Kontinuität zeigte Schreiber bei seinem Verlagsstandort: Bis 1972 blieb er in seinem Verlagsgebäude in der Schelztorstraße in Esslingen. (Seit einigen Jahren ist er unter dem Namen Esslinger Verlag J. F. Schreiber wieder in die Stadt zurückgekehrt.)
Bis in die 1980er Jahre wird der Verlag von Mitgliedern der Familie Schreiber geleitet und von Generation zu Generation weitergereicht – bis sich kein Nachfolger mehr in der Familie findet. Der Verlag wird verkauft an die Verlagsgruppe Ernst Klett. Danach wird das Kernprofil des Verlagsprogramms gestärkt: der Kinderbuchbereich. Hatte man mit Meggendorfers Wurzelkindern schon einen Titel von einzigartigem Rang im Programm, stärkte man diesen Bereich durch Übernahmen wie z.B. Hahn’s Verlag mit seiner Häschenschule. Andere Bereiche wurden dagegen abgegeben wie die wunderbar gestalteten Lehrtafeln. In diesem Zusammenhang konnte der unabhängige Aue-Verlag im Jahr 1998 das Programm der Schreiber-Bogen übernehmen.

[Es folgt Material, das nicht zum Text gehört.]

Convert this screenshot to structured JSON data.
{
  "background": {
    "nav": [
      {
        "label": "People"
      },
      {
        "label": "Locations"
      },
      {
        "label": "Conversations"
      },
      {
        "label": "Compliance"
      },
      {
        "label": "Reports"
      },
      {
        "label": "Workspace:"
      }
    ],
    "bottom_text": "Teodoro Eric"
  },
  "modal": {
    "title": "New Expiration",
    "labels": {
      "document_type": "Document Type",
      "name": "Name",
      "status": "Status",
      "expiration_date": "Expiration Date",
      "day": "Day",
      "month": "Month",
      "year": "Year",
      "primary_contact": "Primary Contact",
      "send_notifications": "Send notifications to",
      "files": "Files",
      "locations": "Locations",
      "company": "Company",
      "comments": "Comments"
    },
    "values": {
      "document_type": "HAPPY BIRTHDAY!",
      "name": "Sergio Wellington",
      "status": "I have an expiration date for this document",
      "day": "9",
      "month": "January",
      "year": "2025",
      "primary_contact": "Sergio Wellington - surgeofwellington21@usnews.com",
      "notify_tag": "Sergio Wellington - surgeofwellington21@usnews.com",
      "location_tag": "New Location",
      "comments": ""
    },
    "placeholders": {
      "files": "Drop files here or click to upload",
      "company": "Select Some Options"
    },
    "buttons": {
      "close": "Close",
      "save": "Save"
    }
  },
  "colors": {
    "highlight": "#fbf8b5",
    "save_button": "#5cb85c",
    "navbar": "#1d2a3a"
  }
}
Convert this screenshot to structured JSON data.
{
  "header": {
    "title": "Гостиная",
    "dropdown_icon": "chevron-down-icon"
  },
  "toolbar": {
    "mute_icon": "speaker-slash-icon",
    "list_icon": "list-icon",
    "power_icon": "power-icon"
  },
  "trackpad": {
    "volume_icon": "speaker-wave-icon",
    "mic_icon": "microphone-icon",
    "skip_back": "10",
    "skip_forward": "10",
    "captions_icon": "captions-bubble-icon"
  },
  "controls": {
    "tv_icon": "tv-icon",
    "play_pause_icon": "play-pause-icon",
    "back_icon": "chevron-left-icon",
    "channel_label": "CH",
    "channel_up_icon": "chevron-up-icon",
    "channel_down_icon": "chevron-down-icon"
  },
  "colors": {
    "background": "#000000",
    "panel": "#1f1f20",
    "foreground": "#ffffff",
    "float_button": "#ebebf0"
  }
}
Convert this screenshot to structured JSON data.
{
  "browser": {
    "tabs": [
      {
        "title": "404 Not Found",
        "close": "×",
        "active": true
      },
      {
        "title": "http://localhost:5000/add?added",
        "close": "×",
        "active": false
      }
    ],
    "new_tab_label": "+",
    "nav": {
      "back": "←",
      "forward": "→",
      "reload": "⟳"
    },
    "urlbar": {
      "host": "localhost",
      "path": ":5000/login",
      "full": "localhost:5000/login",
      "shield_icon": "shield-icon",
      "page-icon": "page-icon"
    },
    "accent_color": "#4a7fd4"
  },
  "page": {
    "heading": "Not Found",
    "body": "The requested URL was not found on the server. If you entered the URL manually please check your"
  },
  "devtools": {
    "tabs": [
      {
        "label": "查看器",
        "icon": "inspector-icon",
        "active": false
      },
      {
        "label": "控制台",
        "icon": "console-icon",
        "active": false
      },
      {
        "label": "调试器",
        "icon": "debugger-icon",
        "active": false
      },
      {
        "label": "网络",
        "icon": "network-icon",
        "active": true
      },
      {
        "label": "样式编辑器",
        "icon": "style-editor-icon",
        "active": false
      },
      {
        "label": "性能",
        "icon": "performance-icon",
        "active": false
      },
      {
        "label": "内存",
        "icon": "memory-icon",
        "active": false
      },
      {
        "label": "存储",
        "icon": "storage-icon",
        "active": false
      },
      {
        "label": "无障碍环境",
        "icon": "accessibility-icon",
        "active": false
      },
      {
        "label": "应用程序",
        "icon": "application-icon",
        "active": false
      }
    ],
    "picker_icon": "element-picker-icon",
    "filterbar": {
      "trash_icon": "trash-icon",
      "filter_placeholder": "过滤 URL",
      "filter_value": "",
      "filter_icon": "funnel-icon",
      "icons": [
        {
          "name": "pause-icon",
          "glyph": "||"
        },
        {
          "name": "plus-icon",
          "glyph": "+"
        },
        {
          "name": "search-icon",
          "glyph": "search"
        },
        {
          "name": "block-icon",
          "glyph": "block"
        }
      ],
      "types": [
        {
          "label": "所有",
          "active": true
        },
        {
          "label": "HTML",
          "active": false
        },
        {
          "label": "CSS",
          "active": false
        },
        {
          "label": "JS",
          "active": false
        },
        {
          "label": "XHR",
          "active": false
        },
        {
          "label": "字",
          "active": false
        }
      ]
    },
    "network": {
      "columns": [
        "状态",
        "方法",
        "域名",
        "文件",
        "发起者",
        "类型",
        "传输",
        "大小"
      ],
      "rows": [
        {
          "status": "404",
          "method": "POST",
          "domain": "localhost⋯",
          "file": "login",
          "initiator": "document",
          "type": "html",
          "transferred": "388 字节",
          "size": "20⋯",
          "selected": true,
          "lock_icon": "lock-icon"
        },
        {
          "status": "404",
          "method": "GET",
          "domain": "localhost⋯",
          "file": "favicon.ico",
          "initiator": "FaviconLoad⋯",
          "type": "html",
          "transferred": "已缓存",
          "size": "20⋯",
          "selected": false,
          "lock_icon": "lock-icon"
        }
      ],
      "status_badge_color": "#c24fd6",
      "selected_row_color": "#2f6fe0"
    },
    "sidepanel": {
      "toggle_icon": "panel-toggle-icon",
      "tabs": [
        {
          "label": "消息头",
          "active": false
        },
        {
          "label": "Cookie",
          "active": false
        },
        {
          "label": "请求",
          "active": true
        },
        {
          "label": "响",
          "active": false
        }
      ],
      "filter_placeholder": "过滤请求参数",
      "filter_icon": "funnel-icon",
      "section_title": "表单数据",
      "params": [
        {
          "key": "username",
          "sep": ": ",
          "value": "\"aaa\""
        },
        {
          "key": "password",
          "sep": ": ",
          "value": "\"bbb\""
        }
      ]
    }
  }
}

Tragende Titel im Programm sind Gebäude wie Schloss Neuschwanstein, Kölner Dom, Frauenkirche Dresden, Berliner Reichstag, Eiffelturm in Paris und das Kolosseum in Rom.
Auch der Bereich Schiffe ist bei den Schreiber-Bogen gut vertreten. Nach wie vor sehr gefragt ist das Modell der legendären Titanic. In den letzten Jahren wurde konsequent die Linie der „Holzschiffe aus Papier“ weiterentwickelt. Von der eleganten ägyptischen Totenbarke über ein Fischerboot vom See Genezareth aus der Zeit von Jesus über das römische Frachtschiff und die mittelalterliche Hanse-Kogge bis zum Fischkutter aus dem 20. Jahrhundert reicht der Bogen dieser erfolgreichen Schiffe.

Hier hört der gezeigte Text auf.